Natale Italiani

Il carissimo Natale degli italiani: buoni sì, ma fessi no!

Cristina Siciliano 22/12/2022
Updated 2022/12/22 at 1:52 PM
5 Minuti per la lettura

Pandori o rincari? In arrivo il Natale più caro degli ultimi anni per gli italiani. Dalla pasta al pandoro, passando per la carne e il pesce: sono previsti aumenti in tutto il settore alimentare. Ma anche per i regali, gli addobbi per la casa e i viaggi. 

Aggiungere un posto a tavola a Natale per gli italiani è purtroppo roba da ricchi. Gli aumenti viaggiano verso una crescita esorbitante stimata del 30% e riguardano quasi tutto il corredo gastronomico. Infatti, per chi decide di rispettare le tradizioni, tra albero, pandori, panettoni, prosecco ma anche i più “necessari” pesce e carne il rincaro è circa del 14% secondo Coldiretti e Censis, rispetto al 2021. 

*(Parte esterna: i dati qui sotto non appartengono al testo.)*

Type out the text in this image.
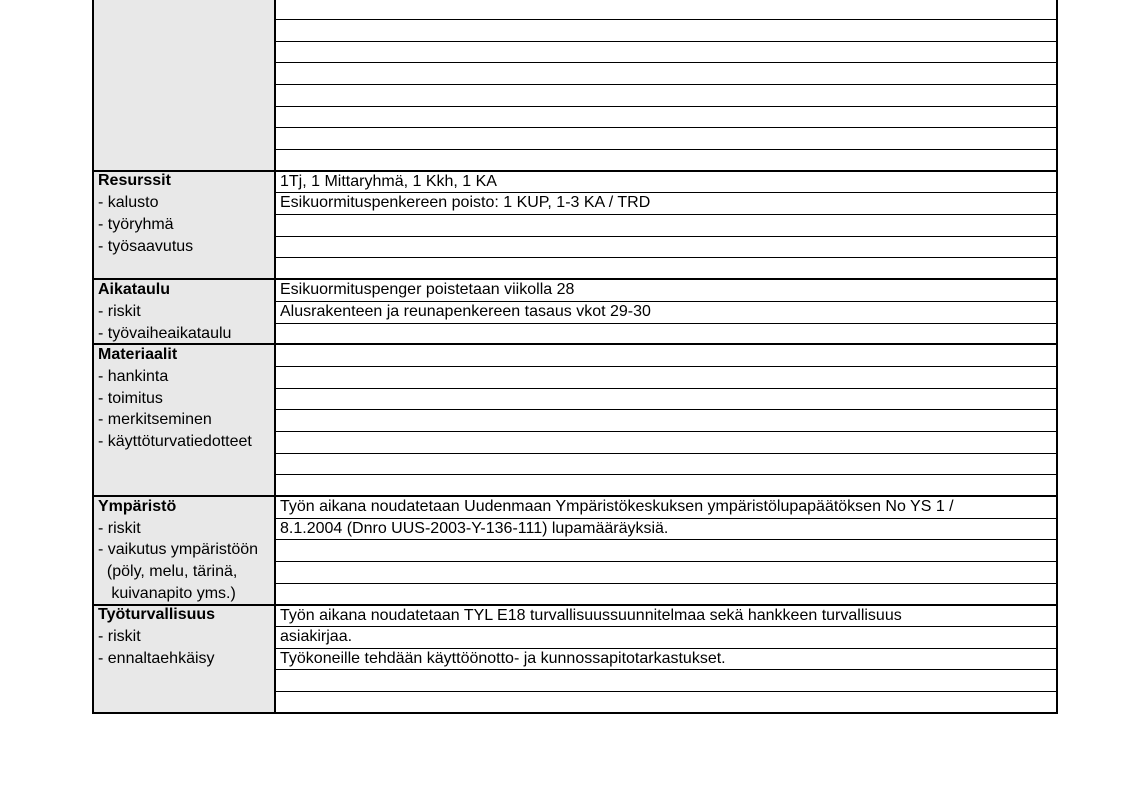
Resurssit
- kalusto
- työryhmä
- työsaavutus
Aikataulu
- riskit
- työvaiheaikataulu
Materiaalit
- hankinta
- toimitus
- merkitseminen
- käyttöturvatiedotteet
Ympäristö
- riskit
- vaikutus ympäristöön
(pöly, melu, tärinä,
kuivanapito yms.)
Työturvallisuus
- riskit
- ennaltaehkäisy
1Tj, 1 Mittaryhmä, 1 Kkh, 1 KA
Esikuormituspenkereen poisto: 1 KUP, 1-3 KA / TRD
Esikuormituspenger poistetaan viikolla 28
Alusrakenteen ja reunapenkereen tasaus vkot 29-30
Työn aikana noudatetaan Uudenmaan Ympäristökeskuksen ympäristölupapäätöksen No YS 1 /
8.1.2004 (Dnro UUS-2003-Y-136-111) lupamääräyksiä.
Työn aikana noudatetaan TYL E18 turvallisuussuunnitelmaa sekä hankkeen turvallisuus
asiakirjaa.
Työkoneille tehdään käyttöönotto- ja kunnossapitotarkastukset.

Ma, anche sul fronte regali si procede male. La carta, ad esempio, è aumentata del 30% in linea con tutto il resto. Stesso discorso per i contenitori come scatole e scatolette di cartone e cartoncino, ma anche per la lavorazioni da utilizzare come centro tavola.

Il carissimo Natale degli italiani: costi alle stelle

Secondo l’analisi di Coldiretti (su dati Istat) l’inflazione già a novembre ha raggiunto livelli da record, rispetto allo stesso mese dell’anno precedente, con un impatto che rischia di pesare sui consumi in vista del Natale. Ma, andiamo nel dettaglio.

Secondo le stime dell’Associazione dei consumatori la brutta sorpresa è arrivata soprattutto sul fronte di pandori e panettoni. Infatti, si registrano aumenti in media del +37%, con punte per alcune marche del +59%.

Inoltre, il Codacons ha osservato che mercato italiano di panettoni e pandori vale circa 700 milioni di euro annui per quasi 100.000 tonnellate di dolci natalizi prodotti dai grandi soggetti industriali, a parità di consumi i rincari di questi due prodotti potrebbero costare complessivamente 260 milioni di euro. I rincari riguardano anche degli alberi e dei natalizi, i cui prezzi – secondo le rilevazioni – sono aumentati di circa il 40% rispetto all’anno scorso.

Ma non è finita qui. I rincari interessano anche luci e addobbi di vario genere: per le luminarie si registrano aumenti in media del 25%, mentre per le palline di Natale e decorazioni varie i prezzi risultano essere aumentati del 20% rispetto al 2021.

I rincari per la cena di Natale

Il costo del menu è in aumento del 13,2% per la Vigilia di Natale e del 9,6% per Capodanno. Lo ha indicato l’indagine dell’Osservatorio nazionale Federconsumatori.

40 euro a persona al ristorante

Per chi sceglierà di fare la cena della Vigilia di Natale presso la propria abitazione o in quella di parenti e amici, circa il 32,6% prenoterà almeno uno tra il pranzo di Natale e la vigilia di Capodanno presso un ristorante o un locale. Riguardo alla spesa media per il menu classico della cena del 24 dicembre sarà di 40,42 euro a persona, con un aumento del 13,2% rispetto allo scorso anno, mentre per il menu low cost la cifra si attesterà a quota 21,80 euro a persona, con un incremento del 21,7% rispetto al 2021.

Per il cenone di Capodanno, il menu classico costerà 49,60 euro a persona (+9,6% rispetto al 2021). L’opzione più economica e conveniente, invece, implicherà una spesa inferiore del 40% rispetto al menu classico: 29,88 euro a testa (+6,7% rispetto al 2021). Il picco degli aumenti più significativi riguardano il pesce e la frutta secca.

Rincari hotel e skipass

Chi resterà in Italia per le feste di fine anno, ma sceglierà di trascorrere qualche giorno di relax fuori casa, dovrà fare i conti con i rincari di hotel e strutture ricettive, le cui tariffe aumentano in media del 12,9% rispetto allo scorso Natale. E per finire c’è il caro-montagna, con i prezzi degli skipass saliti in media tra il 10% e il 13% rispetto alla scorsa stagione sciistica, e la classica settimana bianca che costa quest’anno tra i 1.400 e i 1.600 euro a persona.